There are several different properties that define acids and bases other than whether they can give or receive hydrogen ions. Acids change blue litmus paper to red, have a sour taste, and react with some metals to liberate oxygen. Bases, on the other hand, change red litmus paper to blue, have a bitter taste, and often have a slippery feeling. Both acids and bases conduct electricity.
Typically, when an acid and a base are reacted together, they yield a salt. Salts are the neutral products of acid-base reactions. For example, when hydrochloric acid is reacted with sodium hydroxide, a strong base, the product of the reaction is NaCl, or sodium chloride, which is common table salt and is neither acidic or basic, having a pH of about seven. When salts are dissolved in water, they are known as electrolytes and they conduct electricity. There are several different classifications of salts, as some release hydroxide ions when dissolved, some release hydronium ions, and some release neither.
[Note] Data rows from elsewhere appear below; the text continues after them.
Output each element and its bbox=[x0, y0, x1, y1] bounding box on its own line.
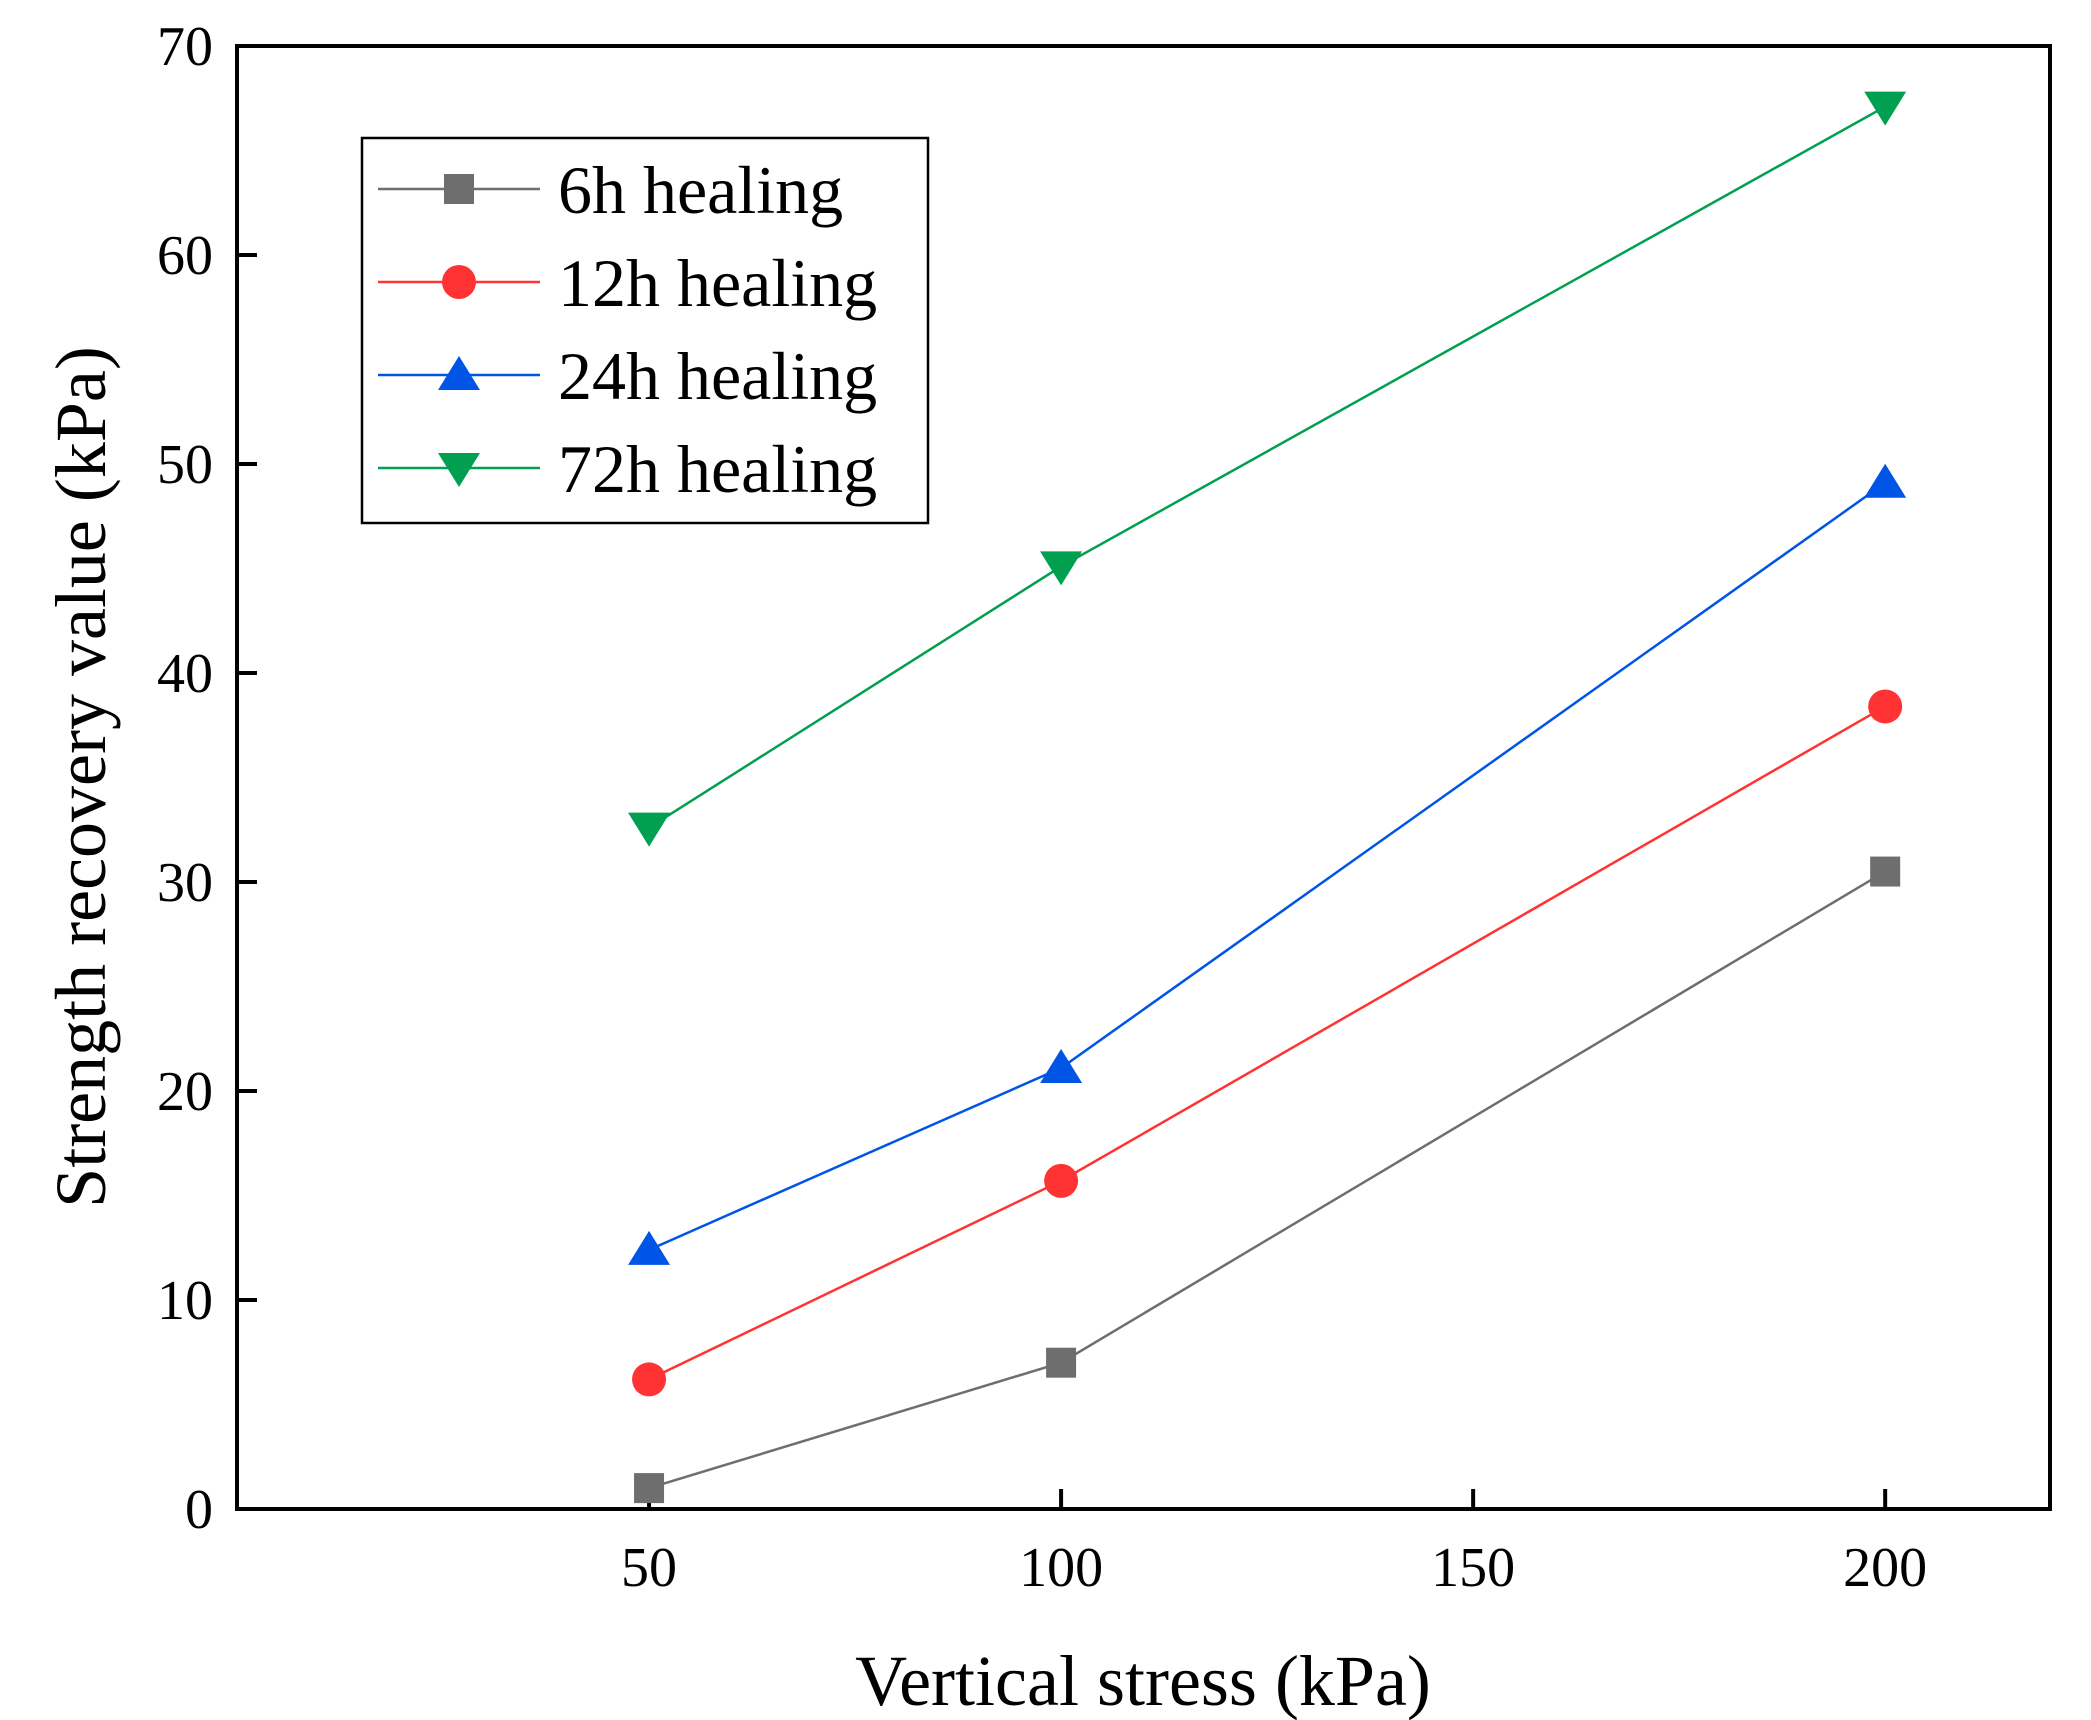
y-axis-title: Strength recovery value (kPa) bbox=[41, 346, 121, 1208]
data-point bbox=[628, 812, 671, 847]
legend-label: 72h healing bbox=[558, 431, 877, 507]
y-tick-label: 0 bbox=[185, 1479, 213, 1541]
series-2 bbox=[632, 689, 1903, 1397]
y-tick-label: 50 bbox=[157, 434, 213, 496]
y-tick-label: 70 bbox=[157, 16, 213, 78]
data-point bbox=[1046, 1347, 1077, 1378]
series-line bbox=[648, 705, 1886, 1381]
x-tick-label: 100 bbox=[1019, 1537, 1103, 1599]
legend-marker bbox=[442, 265, 476, 299]
y-tick-label: 10 bbox=[157, 1270, 213, 1332]
series-3 bbox=[628, 463, 1907, 1265]
series-1 bbox=[634, 856, 1901, 1504]
legend-marker bbox=[444, 174, 474, 204]
legend-label: 24h healing bbox=[558, 338, 877, 414]
data-point bbox=[1868, 689, 1903, 724]
legend-item: 6h healing bbox=[378, 152, 843, 228]
data-point bbox=[634, 1473, 665, 1504]
y-axis: 0 10 20 30 40 50 60 70 bbox=[157, 16, 257, 1541]
y-tick-label: 30 bbox=[157, 852, 213, 914]
plot-frame bbox=[235, 44, 2052, 1511]
legend: 6h healing 12h healing 24h healing 72h heal… bbox=[360, 136, 930, 525]
data-point bbox=[1864, 91, 1907, 126]
data-point bbox=[1870, 856, 1901, 887]
legend-label: 6h healing bbox=[558, 152, 843, 228]
data-point bbox=[1040, 1049, 1083, 1084]
legend-item: 24h healing bbox=[378, 338, 877, 414]
x-tick-label: 50 bbox=[621, 1537, 677, 1599]
series-layer bbox=[628, 91, 1907, 1504]
legend-item: 72h healing bbox=[378, 431, 877, 507]
data-point bbox=[632, 1362, 667, 1397]
x-tick-label: 200 bbox=[1843, 1537, 1927, 1599]
x-axis-title: Vertical stress (kPa) bbox=[855, 1641, 1431, 1720]
series-4 bbox=[628, 91, 1907, 847]
legend-label: 12h healing bbox=[558, 245, 877, 321]
x-axis: 50 100 150 200 bbox=[621, 1489, 1927, 1599]
legend-marker bbox=[438, 453, 480, 487]
y-tick-label: 20 bbox=[157, 1061, 213, 1123]
data-point bbox=[1044, 1163, 1079, 1198]
data-point bbox=[628, 1230, 671, 1265]
legend-marker bbox=[438, 356, 480, 390]
y-tick-label: 60 bbox=[157, 225, 213, 287]
series-line bbox=[648, 870, 1886, 1490]
x-tick-label: 150 bbox=[1431, 1537, 1515, 1599]
y-tick-label: 40 bbox=[157, 643, 213, 705]
data-point bbox=[1040, 551, 1083, 586]
data-point bbox=[1864, 463, 1907, 498]
series-line bbox=[648, 481, 1886, 1251]
legend-item: 12h healing bbox=[378, 245, 877, 321]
There are many different kinds of acid-base reactions because there are many different kinds of acids and bases that can all be reacted in different quantities. A strong acid reacted with a weak base will have a different result than a weak acid reacted with a weak base, because strong acids release more hydronium ions into a solution than weak acids and strong bases release more hydroxide ions into a solution than weak bases.
Acid-base reactions are studied at all levels of chemistry, beginning in high school, as they are integral to many careers that involve chemistry. The human body has many different ongoing acid-base reactions that are kept in a delicate equilibrium to moderate various bodily functions. Pharmaceutical companies, then, need to ensure that the drugs they make do not upset such delicate balances.